7月9日。火曜日。
稽古場最終日から実に9日目。とうとうXさんのラウールがお披露目となりました。
皆さんご存知の通り、Xさんの正体はJr.10の松村泰一郎。
稽古開始から実に2ヶ月。まつしんが客演から合流する半月以上前から稽古し続けていた松村がついにラウールとして舞台に立つその日。
劇団員だけでなく、その日は全ての関係者が彼の初日に向けて朝から動いていました。
彼自身も初日からずっと自分の出番のないときは、舞台袖やブースやモニターでまつしんや大さんが演じるらウールを追いかけ続けていました。
「ホント、日にちが経つのが遅いですね(笑)」
冗談めかしてちょっと困ったような顔でこぼしていた彼。
稽古場から見守ってきた僕たちはきっとやってくれるとみんな信じていました。でも、本当の初日から6日目にして、しかもXさんとして名前を伏せられた状態で初日を迎える彼のプレッシャーは、並大抵のものではないことも、同じ役者として誰もが解っていました。
アクションシーンを中心に場当たりを終え、ゲネプロ。
朝イチで劇場入りして出はけや袖での動きの引き継ぎを担当したまつしんは、常に舞台袖で待機して、松村を見守り、時に声をかけて彼をサポートしていました。
大きな失敗こそ無かったものの、細かい失敗を繰り返してなんとか終えたゲネプロ。久しぶりにラウールの膨大な台詞を全て本息で口にした松村は、初日を前に息も絶え絶えのようにも見えました。
それでも、みんな彼の心配はしていませんでした。稽古場からずっと見守っていたからこそ、必ずやってくれると信じていました。
そして、彼が彼の全てを出し切れるよう、全力でサポートしようとみんな暗黙のうちに心に決めていました。
19時、開演。
楽屋で、舞台袖で、みんなが息を飲んで舞台に集中していました。
とうとう松村がスタートを切る。
これは勿論今回の作品のEチームのスタートですが、何かそれ以上のもっと大切なスタートのような空気がみんなの中にあったような気がします。
本番。
舞台上で松村は、本当に生き生きとラウールの人生を生きてくれました。
まるでこの9日間内に溜めていたものを一気に放出するかのように、このステージに全てをぶつけようと舞台に立っている。
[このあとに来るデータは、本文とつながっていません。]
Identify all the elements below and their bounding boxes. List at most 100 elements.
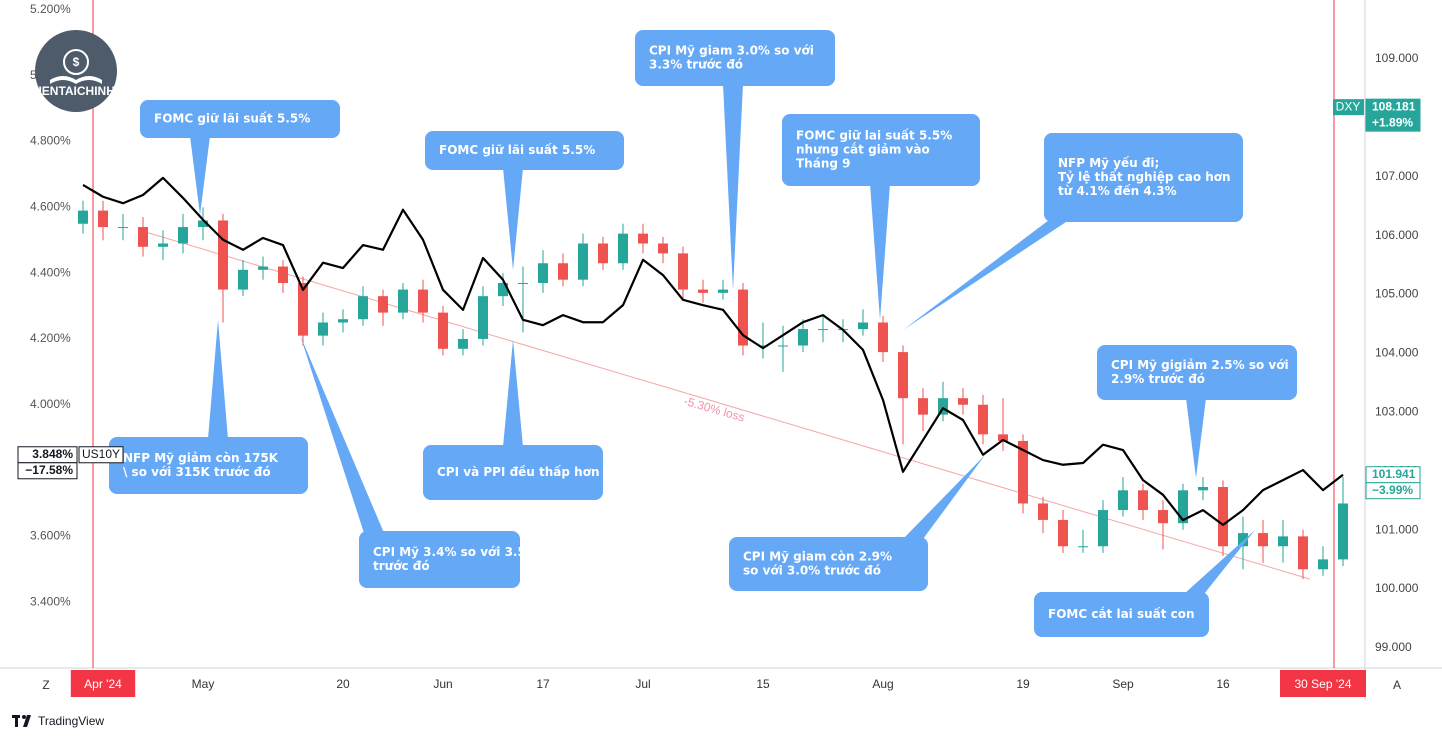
brand[interactable]: TradingView [12,714,104,728]
candle-body [938,398,948,415]
candle-body [1098,510,1108,547]
annotation-text: \ so với 315K trước đó [123,465,271,479]
candle-body [558,263,568,280]
change-value: −3.99% [1372,483,1413,497]
y-tick-label: 5.200% [30,2,71,16]
candle-body [758,345,768,347]
annotation-text: FOMC cắt lai suất con [1048,607,1195,621]
y2-tick-label: 104.000 [1375,346,1419,360]
x-range-badge [1280,670,1366,697]
annotation-pointer [723,84,743,290]
candle-body [158,243,168,247]
x-tick-label: 30 Sep '24 [1294,677,1351,691]
candle-body [498,282,508,297]
y-tick-label: 4.600% [30,199,71,213]
logo-coin [63,49,89,75]
annotation-pointer [190,136,210,215]
x-tick-label: 16 [1216,677,1230,691]
candle-body [198,220,208,228]
y-tick-label: 4.800% [30,134,71,148]
annotation-text: CPI Mỹ 3.4% so với 3.5% [373,545,538,559]
brand-icon [23,715,31,727]
annotation-box [729,537,928,591]
symbol-tag [78,446,124,464]
candle-body [98,210,108,228]
annotation-text: nhưng cắt giảm vào [796,143,930,157]
annotation: CPI và PPI đều thấp hơn [423,340,603,500]
price-value: 108.181 [1372,99,1416,113]
candle-body [1198,487,1208,491]
annotation: FOMC giữ lãi suất 5.5% [140,100,340,215]
candle-body [418,289,428,313]
candle-body [898,352,908,399]
change-badge [1365,482,1421,500]
candle-body [298,282,308,336]
y2-tick-label: 107.000 [1375,169,1419,183]
candle-body [1078,546,1088,548]
annotation-text: NFP Mỹ giảm còn 175K [123,451,279,465]
annotation-text: Tháng 9 [796,157,851,171]
change-badge [1365,114,1421,132]
series-line [82,176,1344,526]
candle-body [118,227,128,229]
annotation-pointer [903,455,985,539]
x-tick-label: 20 [336,677,350,691]
annotation-box [359,531,520,588]
candle-body [218,220,228,290]
candle-body [738,289,748,346]
change-value: −17.58% [25,463,73,477]
annotation: NFP Mỹ giảm còn 175K\ so với 315K trước … [109,320,308,494]
candle-body [278,266,288,283]
annotation-text: từ 4.1% đến 4.3% [1058,184,1177,198]
trend-line [139,229,1311,580]
annotation-text: so với 3.0% trước đó [743,564,881,578]
y2-tick-label: 100.000 [1375,581,1419,595]
symbol-tag [1333,99,1364,116]
trend-label: -5.30% loss [682,394,746,425]
candle-body [638,233,648,244]
brand-icon [22,715,26,719]
y2-tick-label: 99.000 [1375,640,1412,654]
y2-tick-label: 105.000 [1375,287,1419,301]
annotation-box [1034,592,1209,637]
annotation: NFP Mỹ yếu đi;Tỷ lệ thất nghiệp cao hơnt… [903,133,1243,330]
candle-body [858,322,868,330]
brand-icon [15,715,18,727]
x-tick-label: Sep [1112,677,1134,691]
candle-body [918,398,928,415]
x-tick-label: May [192,677,215,691]
candle-body [1258,533,1268,547]
x-tick-label: Jun [433,677,452,691]
candle-body [618,233,628,264]
candle-body [658,243,668,254]
x-tick-label: 15 [756,677,770,691]
symbol-name: DXY [1336,99,1361,113]
logo-symbol: $ [73,55,80,69]
candle-body [1298,536,1308,570]
candle-body [78,210,88,224]
candle-body [1178,490,1188,524]
annotation-text: CPI Mỹ gigiảm 2.5% so với [1111,358,1289,372]
candle-body [1018,440,1028,504]
annotation-text: trước đó [373,559,430,573]
candle-body [1238,533,1248,547]
annotation-pointer [1186,398,1206,478]
annotation-box [140,100,340,138]
candle-body [398,289,408,313]
candle-body [818,329,828,331]
annotation-text: 2.9% trước đó [1111,372,1205,386]
candle-body [718,289,728,293]
price-value: 3.848% [32,447,73,461]
symbol-name: US10Y [82,447,120,461]
annotation-text: Tỷ lệ thất nghiệp cao hơn [1058,170,1231,184]
corner-label: Z [42,678,49,692]
candle-body [458,338,468,349]
candle-body [798,329,808,346]
logo-disc [35,30,117,112]
candle-body [518,282,528,284]
y-tick-label: 3.400% [30,594,71,608]
x-tick-label: 17 [536,677,550,691]
candle-body [878,322,888,353]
それを誰もが感じられる、そんな姿。
「くそ、やるじゃねぇか(笑)」
序盤から袖で眺めていた僕は、そんなふうに感じたりもしていました。
そんな彼の力になりたいと他の出演者も全力以上の力で彼にパスを送り続け、舞台をつないでいく。
「皆に支えられて、背中押してもらって、やっとこの役として舞台に立てている」
終演後にそう挨拶した彼。
それは彼にとって紛れもない事実で、
自分の身の丈以上の役を任せられたと自覚せざるを得ない苦しみと戦ってきて、素直に出た言葉だったと思います。
でも、お前が本当に必死だったから、みんな死ぬ気でお前を支えようと思った。なんでもいいからお前の力になりたくて踏ん張った。
それって、みんなを引っ張ってくってことと、結果は同じなんじゃないか?
僕はそんな気がするのです。
少なくとも僕は、ちゃんと引っ張ってもらいました。
だから、カーテンコールで彼への拍手が一際大きく劇場に響いたのも、お客様の温かさだけじゃなく、彼自身の駆け抜けた道があったから。
それがちゃんとお客様に伝わったのだと、僕は思いました。
松村ラウールはあと4回。
彼の成長していく姿と、僕らが一つになる瞬間を、皆さんにも応援していただけたら、本当に幸せです。